An Schweizer Herzchirurgien gibt es, wenn man sich so die Berichte auf Medinside durchliest, wahrscheinlich ähnlich viele verhaltensauffällige Menschen wie an deutschen Uni-Herzchirurgien. Außerdem gibt es in der ganzen Schweiz nur sechs Herzchirurgien mit voller Weiterbildungsberechtigung - gleich viele wie in Hessen. Das macht es sicher auch nicht leichter.

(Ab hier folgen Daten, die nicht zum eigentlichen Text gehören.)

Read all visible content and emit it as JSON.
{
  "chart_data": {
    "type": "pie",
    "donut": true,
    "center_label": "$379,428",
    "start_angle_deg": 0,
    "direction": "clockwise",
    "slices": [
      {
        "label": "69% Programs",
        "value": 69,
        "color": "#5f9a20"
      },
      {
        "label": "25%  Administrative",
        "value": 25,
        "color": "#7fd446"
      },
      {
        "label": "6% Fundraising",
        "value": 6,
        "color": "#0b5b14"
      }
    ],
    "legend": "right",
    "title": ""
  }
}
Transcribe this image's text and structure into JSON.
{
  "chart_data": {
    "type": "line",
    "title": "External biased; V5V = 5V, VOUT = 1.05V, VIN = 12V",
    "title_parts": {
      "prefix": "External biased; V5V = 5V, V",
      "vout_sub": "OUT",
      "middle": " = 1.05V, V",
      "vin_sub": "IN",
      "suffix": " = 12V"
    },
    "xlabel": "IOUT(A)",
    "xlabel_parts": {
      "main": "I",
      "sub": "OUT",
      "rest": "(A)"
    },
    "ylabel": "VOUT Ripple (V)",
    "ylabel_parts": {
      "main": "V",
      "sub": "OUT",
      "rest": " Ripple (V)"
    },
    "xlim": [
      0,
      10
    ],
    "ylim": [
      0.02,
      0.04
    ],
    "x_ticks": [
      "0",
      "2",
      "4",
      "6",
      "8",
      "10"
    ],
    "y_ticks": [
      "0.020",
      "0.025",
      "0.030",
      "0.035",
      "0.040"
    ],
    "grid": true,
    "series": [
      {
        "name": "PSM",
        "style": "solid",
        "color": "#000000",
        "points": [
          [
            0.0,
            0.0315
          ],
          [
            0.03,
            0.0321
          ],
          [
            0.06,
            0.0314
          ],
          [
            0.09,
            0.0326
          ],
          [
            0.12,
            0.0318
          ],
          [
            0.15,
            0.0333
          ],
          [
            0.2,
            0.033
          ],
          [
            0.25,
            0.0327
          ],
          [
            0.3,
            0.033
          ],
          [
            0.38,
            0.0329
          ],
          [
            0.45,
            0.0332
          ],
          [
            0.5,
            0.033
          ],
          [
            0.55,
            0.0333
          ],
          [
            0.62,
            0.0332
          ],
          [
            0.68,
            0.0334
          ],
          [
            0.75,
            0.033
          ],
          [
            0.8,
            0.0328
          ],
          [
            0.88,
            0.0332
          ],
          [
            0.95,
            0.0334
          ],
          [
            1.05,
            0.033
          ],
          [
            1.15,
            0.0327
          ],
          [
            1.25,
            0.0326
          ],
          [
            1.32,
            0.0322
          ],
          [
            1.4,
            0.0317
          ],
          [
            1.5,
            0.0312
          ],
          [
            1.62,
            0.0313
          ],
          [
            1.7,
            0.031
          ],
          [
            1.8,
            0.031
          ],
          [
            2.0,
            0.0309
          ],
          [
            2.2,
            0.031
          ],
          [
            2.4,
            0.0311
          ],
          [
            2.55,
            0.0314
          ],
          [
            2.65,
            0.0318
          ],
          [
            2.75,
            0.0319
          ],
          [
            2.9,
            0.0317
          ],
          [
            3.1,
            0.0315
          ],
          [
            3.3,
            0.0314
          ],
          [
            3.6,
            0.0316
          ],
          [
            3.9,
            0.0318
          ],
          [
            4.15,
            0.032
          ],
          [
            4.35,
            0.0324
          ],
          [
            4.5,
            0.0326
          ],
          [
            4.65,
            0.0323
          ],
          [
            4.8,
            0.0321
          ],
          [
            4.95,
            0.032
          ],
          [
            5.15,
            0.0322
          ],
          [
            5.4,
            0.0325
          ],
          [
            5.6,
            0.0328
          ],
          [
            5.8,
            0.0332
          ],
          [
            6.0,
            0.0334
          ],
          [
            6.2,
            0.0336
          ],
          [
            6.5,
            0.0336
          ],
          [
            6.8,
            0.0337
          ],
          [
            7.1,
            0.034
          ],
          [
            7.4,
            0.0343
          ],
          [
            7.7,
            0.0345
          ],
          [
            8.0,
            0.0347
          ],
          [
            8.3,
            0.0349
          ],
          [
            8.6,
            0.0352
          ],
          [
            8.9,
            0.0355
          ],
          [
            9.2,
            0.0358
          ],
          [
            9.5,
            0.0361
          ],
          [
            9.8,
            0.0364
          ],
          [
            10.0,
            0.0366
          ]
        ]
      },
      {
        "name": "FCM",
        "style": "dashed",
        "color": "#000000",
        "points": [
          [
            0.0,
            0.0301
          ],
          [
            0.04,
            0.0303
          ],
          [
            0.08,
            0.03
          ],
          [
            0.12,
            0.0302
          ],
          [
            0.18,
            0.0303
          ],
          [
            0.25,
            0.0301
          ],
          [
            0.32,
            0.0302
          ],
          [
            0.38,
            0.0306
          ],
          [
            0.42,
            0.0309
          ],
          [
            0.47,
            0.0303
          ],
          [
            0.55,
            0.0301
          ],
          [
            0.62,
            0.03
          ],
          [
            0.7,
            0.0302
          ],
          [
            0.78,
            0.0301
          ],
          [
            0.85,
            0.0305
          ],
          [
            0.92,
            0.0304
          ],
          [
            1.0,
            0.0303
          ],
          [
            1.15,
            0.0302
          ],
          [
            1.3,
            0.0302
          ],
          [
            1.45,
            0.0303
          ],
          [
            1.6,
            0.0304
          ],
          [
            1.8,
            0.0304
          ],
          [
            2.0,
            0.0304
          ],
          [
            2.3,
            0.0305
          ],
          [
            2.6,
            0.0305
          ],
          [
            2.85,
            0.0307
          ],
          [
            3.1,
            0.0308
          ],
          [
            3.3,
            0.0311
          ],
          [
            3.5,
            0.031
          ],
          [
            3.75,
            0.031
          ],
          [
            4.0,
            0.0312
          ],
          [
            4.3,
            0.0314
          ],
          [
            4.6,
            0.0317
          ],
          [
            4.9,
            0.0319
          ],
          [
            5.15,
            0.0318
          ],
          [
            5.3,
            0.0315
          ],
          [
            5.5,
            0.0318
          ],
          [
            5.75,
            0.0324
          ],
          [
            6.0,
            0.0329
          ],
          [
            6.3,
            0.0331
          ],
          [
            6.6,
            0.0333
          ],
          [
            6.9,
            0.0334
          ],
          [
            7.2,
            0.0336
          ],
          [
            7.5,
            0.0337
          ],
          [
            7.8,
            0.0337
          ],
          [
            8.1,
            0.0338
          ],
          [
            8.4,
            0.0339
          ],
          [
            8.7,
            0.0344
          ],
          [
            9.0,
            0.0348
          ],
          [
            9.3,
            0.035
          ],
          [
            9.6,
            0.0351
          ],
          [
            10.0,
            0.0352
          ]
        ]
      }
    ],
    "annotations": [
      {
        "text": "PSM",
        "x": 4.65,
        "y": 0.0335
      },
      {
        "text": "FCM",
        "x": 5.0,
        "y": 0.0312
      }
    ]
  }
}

Warum also nicht einfach eine andere deutsche Uni-Herzchirurgie suchen, an der die Atmosphäre nicht ganz so toxisch ist? Lässt sich sicher finden. Oder alternativ halt ein nichtuniversitäres Haus.

Sich durch die Arbeit das Leben ruinieren zu lassen steht IMHO einfach nicht dafür.

Und als Nachtrag:


Da es nicht so viele Herzchirurgien in D gibt. Meinst du es war eine gute Idee das hier zu posten?

Das ist IMHO extrem paranoid. Einen guten Operateur, der mehr als die Hälfte der Weiterbildung erfolgreich hinter sich gebracht hat, würde man sicher nicht wegen eines kritischen Forenbeitrags loswerden wollen. Die Herzchirurgie hat nicht besonders viele Interessenten - schon gar nicht viele, die die deutsche Sprache gut beherrschen.